Stabilizasyon aşaması

Geri çekilme sonrasında hasta, stres veya iç gerginlik durumunda ilaç tedavisi yerine alternatif sakinleştirme yöntemlerini kullanmayı öğrenmelidir. Bu tür yöntemler öğrenilebilir ancak düzenli uygulama ve profesyonel rehberlik gerektirir. Uyuşturucu bağımlılığının başarılı tedavisi için önemli bir ön koşul, hastanın aktif olarak katılmaya istekli olmasıdır. Bunun için hastaya, ilacın artık ortaya çıkan semptomları azaltmadığını, bunun yerine bu ve benzeri sorunlara neden olduğunu ve dolayısıyla zararlı olduğunu anlamasını sağlamak gerekir.

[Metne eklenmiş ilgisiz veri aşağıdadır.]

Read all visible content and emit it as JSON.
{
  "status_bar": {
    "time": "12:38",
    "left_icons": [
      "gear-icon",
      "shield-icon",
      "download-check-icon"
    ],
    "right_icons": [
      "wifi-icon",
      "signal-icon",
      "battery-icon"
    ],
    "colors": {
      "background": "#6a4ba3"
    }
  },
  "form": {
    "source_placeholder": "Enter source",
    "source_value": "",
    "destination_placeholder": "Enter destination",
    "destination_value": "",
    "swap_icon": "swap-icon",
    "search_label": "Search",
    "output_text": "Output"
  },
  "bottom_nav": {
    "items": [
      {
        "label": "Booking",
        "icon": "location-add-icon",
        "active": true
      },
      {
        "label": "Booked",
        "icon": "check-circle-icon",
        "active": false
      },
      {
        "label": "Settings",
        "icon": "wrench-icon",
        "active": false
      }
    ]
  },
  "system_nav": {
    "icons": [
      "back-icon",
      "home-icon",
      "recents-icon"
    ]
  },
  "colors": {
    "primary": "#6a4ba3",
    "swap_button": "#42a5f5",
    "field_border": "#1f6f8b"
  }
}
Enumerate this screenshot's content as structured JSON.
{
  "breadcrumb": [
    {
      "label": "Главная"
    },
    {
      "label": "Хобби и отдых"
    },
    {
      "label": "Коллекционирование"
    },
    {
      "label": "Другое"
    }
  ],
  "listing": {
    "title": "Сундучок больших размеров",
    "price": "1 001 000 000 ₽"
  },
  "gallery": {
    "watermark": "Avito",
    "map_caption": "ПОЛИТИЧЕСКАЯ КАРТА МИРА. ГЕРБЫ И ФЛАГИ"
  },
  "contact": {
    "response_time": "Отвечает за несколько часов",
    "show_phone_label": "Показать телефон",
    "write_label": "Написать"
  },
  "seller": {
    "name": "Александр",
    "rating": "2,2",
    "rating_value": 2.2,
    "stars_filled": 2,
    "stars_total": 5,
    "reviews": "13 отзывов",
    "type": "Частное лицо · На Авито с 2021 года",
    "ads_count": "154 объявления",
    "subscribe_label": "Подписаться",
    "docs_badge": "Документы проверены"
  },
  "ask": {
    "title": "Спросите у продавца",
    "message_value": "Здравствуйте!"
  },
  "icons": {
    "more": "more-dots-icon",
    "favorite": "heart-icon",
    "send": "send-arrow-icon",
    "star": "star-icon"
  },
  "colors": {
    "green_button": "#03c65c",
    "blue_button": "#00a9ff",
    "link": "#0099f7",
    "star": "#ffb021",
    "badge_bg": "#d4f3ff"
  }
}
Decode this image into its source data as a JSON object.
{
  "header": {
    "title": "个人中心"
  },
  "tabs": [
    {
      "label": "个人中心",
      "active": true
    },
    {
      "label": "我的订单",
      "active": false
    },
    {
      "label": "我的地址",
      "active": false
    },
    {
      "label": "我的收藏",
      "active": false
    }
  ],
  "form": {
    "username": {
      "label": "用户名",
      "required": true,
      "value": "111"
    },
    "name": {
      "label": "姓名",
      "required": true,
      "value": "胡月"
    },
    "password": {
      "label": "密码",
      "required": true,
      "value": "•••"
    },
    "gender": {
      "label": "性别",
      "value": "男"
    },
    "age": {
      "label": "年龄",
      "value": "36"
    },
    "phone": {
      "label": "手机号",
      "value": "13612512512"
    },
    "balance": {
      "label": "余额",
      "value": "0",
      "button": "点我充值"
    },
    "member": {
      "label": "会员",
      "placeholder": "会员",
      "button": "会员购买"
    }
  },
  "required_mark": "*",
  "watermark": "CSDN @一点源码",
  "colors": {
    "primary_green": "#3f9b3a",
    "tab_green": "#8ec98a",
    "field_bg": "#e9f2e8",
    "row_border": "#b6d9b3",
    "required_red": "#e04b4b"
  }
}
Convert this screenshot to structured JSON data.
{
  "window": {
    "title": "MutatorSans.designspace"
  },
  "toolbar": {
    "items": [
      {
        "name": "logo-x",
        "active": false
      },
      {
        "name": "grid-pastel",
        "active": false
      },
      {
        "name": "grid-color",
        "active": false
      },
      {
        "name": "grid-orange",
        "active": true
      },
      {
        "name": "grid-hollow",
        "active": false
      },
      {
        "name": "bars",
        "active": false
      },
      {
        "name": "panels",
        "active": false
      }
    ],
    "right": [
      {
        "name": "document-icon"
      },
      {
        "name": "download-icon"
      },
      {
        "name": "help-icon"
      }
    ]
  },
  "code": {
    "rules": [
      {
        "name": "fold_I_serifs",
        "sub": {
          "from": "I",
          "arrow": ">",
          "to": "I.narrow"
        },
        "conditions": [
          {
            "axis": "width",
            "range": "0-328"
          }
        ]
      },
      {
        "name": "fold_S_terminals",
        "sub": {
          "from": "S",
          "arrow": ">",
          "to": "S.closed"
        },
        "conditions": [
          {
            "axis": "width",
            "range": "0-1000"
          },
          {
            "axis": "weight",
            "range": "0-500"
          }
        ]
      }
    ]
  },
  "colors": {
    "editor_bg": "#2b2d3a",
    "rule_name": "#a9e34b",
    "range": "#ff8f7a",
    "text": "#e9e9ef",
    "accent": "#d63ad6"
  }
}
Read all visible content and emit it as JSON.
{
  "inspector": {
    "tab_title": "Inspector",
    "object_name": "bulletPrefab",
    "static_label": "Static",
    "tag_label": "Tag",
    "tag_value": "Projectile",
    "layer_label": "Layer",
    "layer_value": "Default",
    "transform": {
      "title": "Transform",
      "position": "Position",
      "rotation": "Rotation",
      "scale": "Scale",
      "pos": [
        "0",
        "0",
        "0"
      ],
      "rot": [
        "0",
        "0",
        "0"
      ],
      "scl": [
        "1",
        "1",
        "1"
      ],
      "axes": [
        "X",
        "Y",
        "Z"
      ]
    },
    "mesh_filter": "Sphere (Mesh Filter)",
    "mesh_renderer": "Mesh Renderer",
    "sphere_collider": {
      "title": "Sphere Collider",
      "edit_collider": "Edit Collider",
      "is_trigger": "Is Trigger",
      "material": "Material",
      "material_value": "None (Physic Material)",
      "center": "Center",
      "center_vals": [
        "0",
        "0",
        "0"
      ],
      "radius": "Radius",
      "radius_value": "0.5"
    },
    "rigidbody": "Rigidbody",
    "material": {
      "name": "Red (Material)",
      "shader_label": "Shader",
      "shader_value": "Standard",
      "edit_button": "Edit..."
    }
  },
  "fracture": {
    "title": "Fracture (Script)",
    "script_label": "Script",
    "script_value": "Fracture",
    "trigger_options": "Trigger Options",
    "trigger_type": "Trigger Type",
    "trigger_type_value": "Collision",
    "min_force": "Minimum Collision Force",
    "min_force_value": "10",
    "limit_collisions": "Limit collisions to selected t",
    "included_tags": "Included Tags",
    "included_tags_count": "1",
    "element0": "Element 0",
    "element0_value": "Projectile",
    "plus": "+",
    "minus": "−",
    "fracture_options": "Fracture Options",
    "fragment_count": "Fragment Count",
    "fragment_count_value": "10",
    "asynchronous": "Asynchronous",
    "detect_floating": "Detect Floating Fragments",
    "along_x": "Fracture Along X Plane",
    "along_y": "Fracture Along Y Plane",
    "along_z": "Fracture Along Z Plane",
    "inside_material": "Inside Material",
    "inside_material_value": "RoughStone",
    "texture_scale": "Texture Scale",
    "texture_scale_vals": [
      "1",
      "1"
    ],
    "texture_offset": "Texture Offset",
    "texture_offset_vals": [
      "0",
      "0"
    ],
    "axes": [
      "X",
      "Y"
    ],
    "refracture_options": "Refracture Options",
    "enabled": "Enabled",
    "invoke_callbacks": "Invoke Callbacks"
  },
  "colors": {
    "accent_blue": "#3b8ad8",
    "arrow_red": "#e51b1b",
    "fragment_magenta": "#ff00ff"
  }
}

Eşlik eden ruhsal hastalıkların tedavisi

Uyuşturucu bağımlılığı: hastalığın seyri ve prognoz

Uyuşturucu bağımlılığı genellikle yavaş yavaş gelişir. Hastalar kaygı, uyku bozuklukları, diğer psikolojik şikayetler veya ağrı gibi durumlarda doktorlarına şikâyette bulunurlar. Bu nedenle doktor başlangıçta istenen etkinin en azından bir kısmını elde eden bir ilaç reçete eder. Ancak altta yatan ruhsal bozukluk tanınmazsa ve buna göre tedavi edilmezse belirtiler bir süre sonra tekrar ortaya çıkar. Etkilenen kişi, aslında semptomları daha da kötüleştirdiğinin farkına varmadan, ilaç dozunu artırarak bu durumu çözmeye çalışır.